Three Garissa University terror offenders were on Wednesday, July 3 sentenced to lengthy terms in jail.
Two of the offenders, Mohamed Ali Abdikadir and Hassan Aden Hassan, will serve 41 years in jail each, whereas the third accused, Rashid Charles Mberesero, who is a Tanzanian national, will spend the rest of his life behind bars.
Mberesero told the court in Milimani that he was going to join terror group, Al-Shabaab, shortly after the devastating Garissa University attack, which occurred on April 2, 2015.
Mberesero and his accomplices were, on June 19, found guilty of facilitating the macabre attack that left 148 people — a majority of them students — dead.

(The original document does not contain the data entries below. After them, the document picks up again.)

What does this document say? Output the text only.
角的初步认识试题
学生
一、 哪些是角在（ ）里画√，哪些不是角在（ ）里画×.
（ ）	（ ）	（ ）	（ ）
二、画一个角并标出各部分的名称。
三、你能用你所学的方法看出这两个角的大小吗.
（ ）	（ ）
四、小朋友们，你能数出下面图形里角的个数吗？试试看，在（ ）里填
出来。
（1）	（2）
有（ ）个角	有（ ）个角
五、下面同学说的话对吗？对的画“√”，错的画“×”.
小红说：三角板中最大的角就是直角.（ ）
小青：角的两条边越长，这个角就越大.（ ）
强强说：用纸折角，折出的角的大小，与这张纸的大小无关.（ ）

One of the suspects, Sahal Diriy alias Sahali Diriye Hussein, was on June 19 acquitted, with the sentencing of the other three set for July 3.
Principal Magistrate Francis Andayi said the prosecution, which relied on circumstantial evidence, had presented a strong case against the offenders.
“The court finds that they knew the plot and were part of the attackers as they were arrested while travelling from Garissa two days after the attack,” said Magistrate Andayi.
The court rejected defenses’ argument that they could not have been co-conspirators yet they do not know each other.
“It is not necessary for them to know each other as they could have met through a third party,” he added.
With regard to Mberesero, the Tanzanian, he was acquitted the charge of being unlawfully present in Kenya, but the court wondered why, no official from Garissa University testified in court to confirm whether he was a student.
This is after it emerged during trial that on the day of the attack he remained in the hostel and could not satisfactorily explain his presence there.
“I find it intriguing that no official from the university came to testify in this matter,” he said.